Prince Albert I was a sincere man of peace, having seen the horrors of war as an officer in the French navy in the Franco-Prussian War of 1870. He had tried to avert the First World War but was obviously unsuccessful. However, he did prevent that massive conflict from possibly starting sooner. Since he was trusted and admired by both the French government and the German Kaiser Wilhelm II, he was often able to act as an unofficial intermediary and calm tensions between the two long-time rivals. One of his greatest successes came over the First Moroccan Crisis in 1905-1906. The German Kaiser had visited Morocco and spoke in favor of Moroccan independence which greatly offended the French and which France and Britain took as an act of hostility on the part of Germany against their colonial empires. Tensions flared between the UK, France, Russia, Italy and Spain on one side and Germany and Austria-Hungary on the other. War seemed eminent as Germany began calling up her reserves and French troops began moving to the eastern frontier and it was into this hostile atmosphere that Prince Albert I of Monaco stepped forward to try to bring about a peaceful settlement. In spite of all the tensions, the Prince got the French and Germans to agree to an international conference where Germany found she had scant support and was forced to back down and go along with France resuming her position of dominance in the region. During the Second Moroccan Crisis, Prince Albert I played no part at all as he viewed it as a simple grab for spoils and would not be part of it. The result of that conflict was another set-back for Germany and Morocco becoming a formal protectorate of France.

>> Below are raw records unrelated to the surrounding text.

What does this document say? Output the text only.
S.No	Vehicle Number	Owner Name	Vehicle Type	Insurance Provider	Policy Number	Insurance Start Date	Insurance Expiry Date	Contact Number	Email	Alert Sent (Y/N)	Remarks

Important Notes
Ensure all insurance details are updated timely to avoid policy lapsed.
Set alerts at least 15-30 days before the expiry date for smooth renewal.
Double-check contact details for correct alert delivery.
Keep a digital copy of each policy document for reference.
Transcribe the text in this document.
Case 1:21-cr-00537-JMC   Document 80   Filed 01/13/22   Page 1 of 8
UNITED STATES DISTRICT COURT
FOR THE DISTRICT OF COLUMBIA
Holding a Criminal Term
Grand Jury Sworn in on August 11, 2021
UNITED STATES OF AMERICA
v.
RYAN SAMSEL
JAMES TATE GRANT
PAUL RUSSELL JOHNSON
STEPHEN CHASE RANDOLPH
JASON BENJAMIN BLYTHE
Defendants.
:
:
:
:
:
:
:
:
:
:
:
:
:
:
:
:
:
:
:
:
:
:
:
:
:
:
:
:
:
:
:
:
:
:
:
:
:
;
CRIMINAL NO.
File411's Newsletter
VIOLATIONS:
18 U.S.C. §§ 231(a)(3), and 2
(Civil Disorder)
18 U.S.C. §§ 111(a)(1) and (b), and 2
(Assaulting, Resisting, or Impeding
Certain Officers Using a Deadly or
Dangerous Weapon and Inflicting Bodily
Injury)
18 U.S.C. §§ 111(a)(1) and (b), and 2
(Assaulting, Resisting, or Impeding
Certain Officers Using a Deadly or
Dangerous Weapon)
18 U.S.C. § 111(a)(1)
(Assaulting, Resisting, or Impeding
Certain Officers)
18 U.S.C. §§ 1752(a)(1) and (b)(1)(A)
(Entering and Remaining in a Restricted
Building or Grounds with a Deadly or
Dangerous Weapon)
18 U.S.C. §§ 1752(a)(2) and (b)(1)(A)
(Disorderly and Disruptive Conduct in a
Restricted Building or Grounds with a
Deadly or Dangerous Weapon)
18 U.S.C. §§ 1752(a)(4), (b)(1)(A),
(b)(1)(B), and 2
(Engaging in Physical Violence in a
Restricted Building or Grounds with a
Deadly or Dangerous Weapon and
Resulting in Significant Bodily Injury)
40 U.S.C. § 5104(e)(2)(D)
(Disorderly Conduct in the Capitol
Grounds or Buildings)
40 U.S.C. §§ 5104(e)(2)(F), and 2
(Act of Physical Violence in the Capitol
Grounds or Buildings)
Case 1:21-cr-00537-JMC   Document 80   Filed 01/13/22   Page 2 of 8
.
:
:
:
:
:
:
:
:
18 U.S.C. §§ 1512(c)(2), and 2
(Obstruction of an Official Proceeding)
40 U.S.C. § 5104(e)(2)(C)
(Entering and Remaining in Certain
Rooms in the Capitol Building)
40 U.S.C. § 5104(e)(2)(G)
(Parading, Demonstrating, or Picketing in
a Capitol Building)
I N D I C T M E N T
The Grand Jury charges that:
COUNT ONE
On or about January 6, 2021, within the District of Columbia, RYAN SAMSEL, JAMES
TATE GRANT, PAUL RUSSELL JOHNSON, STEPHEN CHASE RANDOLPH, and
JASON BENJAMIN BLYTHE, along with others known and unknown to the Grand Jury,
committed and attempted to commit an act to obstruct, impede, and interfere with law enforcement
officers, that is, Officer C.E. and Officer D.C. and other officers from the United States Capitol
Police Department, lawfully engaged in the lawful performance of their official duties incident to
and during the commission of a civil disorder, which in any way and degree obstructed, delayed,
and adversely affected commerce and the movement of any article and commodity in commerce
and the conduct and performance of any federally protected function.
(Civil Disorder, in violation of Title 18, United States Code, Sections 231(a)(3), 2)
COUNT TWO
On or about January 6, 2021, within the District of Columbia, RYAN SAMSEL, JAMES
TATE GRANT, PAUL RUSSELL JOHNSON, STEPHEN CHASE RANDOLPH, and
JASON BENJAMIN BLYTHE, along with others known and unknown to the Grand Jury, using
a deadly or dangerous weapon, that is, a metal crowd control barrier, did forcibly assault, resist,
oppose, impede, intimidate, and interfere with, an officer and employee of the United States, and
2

This was but one example of the many times Prince Albert I helped to smooth Franco-German relations. Most controversial, probably, was his role in the “Dreyfus Affair” in which he did play a part, defending the innocent Jewish officer and assisting several of the other victims of the wave of anti-Semitism that swept France in the aftermath of the sad episode. This should all serve to illustrate that Prince Albert I was more than just the "Sailor Prince" or purely interested in the science of oceanography and nothing else. He was a paternal, caring monarch, interested in "giving back", improving the lives of his people, furthering world progress and working for peace. He was a good guy.